Vous êtes vous-même experte en santé mentale en entreprise. Comment – et pourquoi – est-il nécessaire d’en parler ?
Cela fait 10 ans que j’accompagne des salariés à la santé mentale fragile. Le sujet est encore tabou en entreprise. Pourtant, 1 personne sur 4 sera touchée par des troubles psychiques au cours de sa vie. Il est indispensable de porter la même attention à sa santé mentale qu’à sa santé physique. L’entreprise a un rôle à jouer. A mon sens, il est urgent d’y remettre davantage d’intelligence émotionnelle et relationnelle.
Avec la crise du COVID, la parole s’est un peu libérée sur la santé mentale, mais beaucoup reste à faire. Il reste nécessaire de former les acteurs de l’entreprise, de lever les tabous sur le sujet, d’informer les salariés et le grand public de l’existence d’une variété de services ou de professionnels qui sont là pour aider celles et ceux qui ne vont pas bien et qui doivent oser demander de l’aide et parler.

 

Comment pouvons-nous mieux prendre soin de notre santé mentale ? Avez-vous des conseils pratiques ?
La 1ère chose est de veiller à son hygiène de vie ; d’avoir une alimentation équilibrée, un sommeil suffisant et régulier et de pratiquer une activité physique, quelle qu’elle soit. Ensuite, il faut identifier ce qui nous fait plaisir et se donner le temps de le faire. Pour le héros de mon livre, c’est le shopping et la mode, mais cela peut-être la lecture, la cuisine, d’aller boire un verre avec des amis, passer du temps en famille… peu importe, il faut se donner le temps de le faire ; de se « vider la tête ». Notre équilibre psychique est ce qui nous permet « d’être bon » à ce que l’on fait. L’autre clé, c’est la bienveillance envers soi, sans jugement.

 

Y a-t-il des points de vigilance particulier ?
Lorsque l’on éprouve une difficulté à accomplir une tâche habituellement simple, à s’organiser ou se concentrer, que l’on se sent particulièrement stressé ou que l’on éprouve des difficultés relationnelles et la volonté de s’isoler ou une forte irritabilité, des troubles du sommeil ou une variation de poids importante, c’est que quelque chose ne va pas.
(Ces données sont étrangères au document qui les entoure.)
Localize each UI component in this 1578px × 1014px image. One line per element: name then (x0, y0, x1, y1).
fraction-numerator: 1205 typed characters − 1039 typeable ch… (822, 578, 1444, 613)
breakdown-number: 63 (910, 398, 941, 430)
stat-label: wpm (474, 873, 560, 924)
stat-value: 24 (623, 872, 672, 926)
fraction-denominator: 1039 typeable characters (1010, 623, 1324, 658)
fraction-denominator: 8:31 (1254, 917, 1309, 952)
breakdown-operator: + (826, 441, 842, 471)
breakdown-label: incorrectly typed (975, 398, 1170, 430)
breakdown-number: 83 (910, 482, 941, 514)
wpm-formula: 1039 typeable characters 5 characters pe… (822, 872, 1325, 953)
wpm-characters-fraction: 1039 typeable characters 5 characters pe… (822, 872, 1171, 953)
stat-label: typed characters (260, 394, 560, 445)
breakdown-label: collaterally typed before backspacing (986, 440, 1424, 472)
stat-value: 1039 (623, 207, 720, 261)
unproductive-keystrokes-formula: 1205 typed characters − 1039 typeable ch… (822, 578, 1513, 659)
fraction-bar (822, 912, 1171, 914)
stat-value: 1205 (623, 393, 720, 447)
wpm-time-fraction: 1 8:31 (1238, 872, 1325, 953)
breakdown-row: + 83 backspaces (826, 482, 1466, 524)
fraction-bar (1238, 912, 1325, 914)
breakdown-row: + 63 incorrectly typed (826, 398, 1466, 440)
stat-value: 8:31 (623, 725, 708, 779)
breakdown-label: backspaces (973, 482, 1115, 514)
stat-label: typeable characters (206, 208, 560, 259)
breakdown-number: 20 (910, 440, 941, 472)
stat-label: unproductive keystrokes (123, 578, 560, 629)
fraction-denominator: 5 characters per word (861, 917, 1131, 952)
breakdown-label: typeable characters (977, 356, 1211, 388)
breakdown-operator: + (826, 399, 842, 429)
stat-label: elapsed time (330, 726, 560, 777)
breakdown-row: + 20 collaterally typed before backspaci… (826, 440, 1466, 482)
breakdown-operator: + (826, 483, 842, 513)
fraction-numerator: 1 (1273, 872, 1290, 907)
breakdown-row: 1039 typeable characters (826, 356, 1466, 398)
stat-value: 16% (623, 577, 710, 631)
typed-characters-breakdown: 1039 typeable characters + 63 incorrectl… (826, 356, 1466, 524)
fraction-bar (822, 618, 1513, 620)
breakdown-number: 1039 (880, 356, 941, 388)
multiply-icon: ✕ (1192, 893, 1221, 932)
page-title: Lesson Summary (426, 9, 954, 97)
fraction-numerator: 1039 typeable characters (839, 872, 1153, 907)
Il est alors indispensable d’agir ; de demander de l’aide à quelqu’un. Cela peut-être un proche, son médecin, un service social… Peu importe mais l’aide d’autrui est précieuse. Cela paraît peut-être simpliste, mais c’est le plus souvent en parlant d’un problème ou d’une difficulté que l’on trouve une solution. Nous devons tous développer une culture de la santé mentale et prendre l’habitude de consulter aussi facilement que pour des problèmes cardiaques ou visuels, par exemple.

 

Sans vouloir être indiscret, avez-vous d’autres projets d’écriture ?
Absolument ! Je reprends actuellement l’écriture de ce qui devait être mon premier livre, davantage basé sur ma propre expérience. Mais, en l’écrivant, j’ai ressenti comme un blocage et la nécessité de comprendre ce qui était arrivé à ma grand-mère ; peut-être de revenir aux origines. J’avance, mais il y a encore beaucoup à faire. En attendant, prenez soin de vous et de votre santé mentale.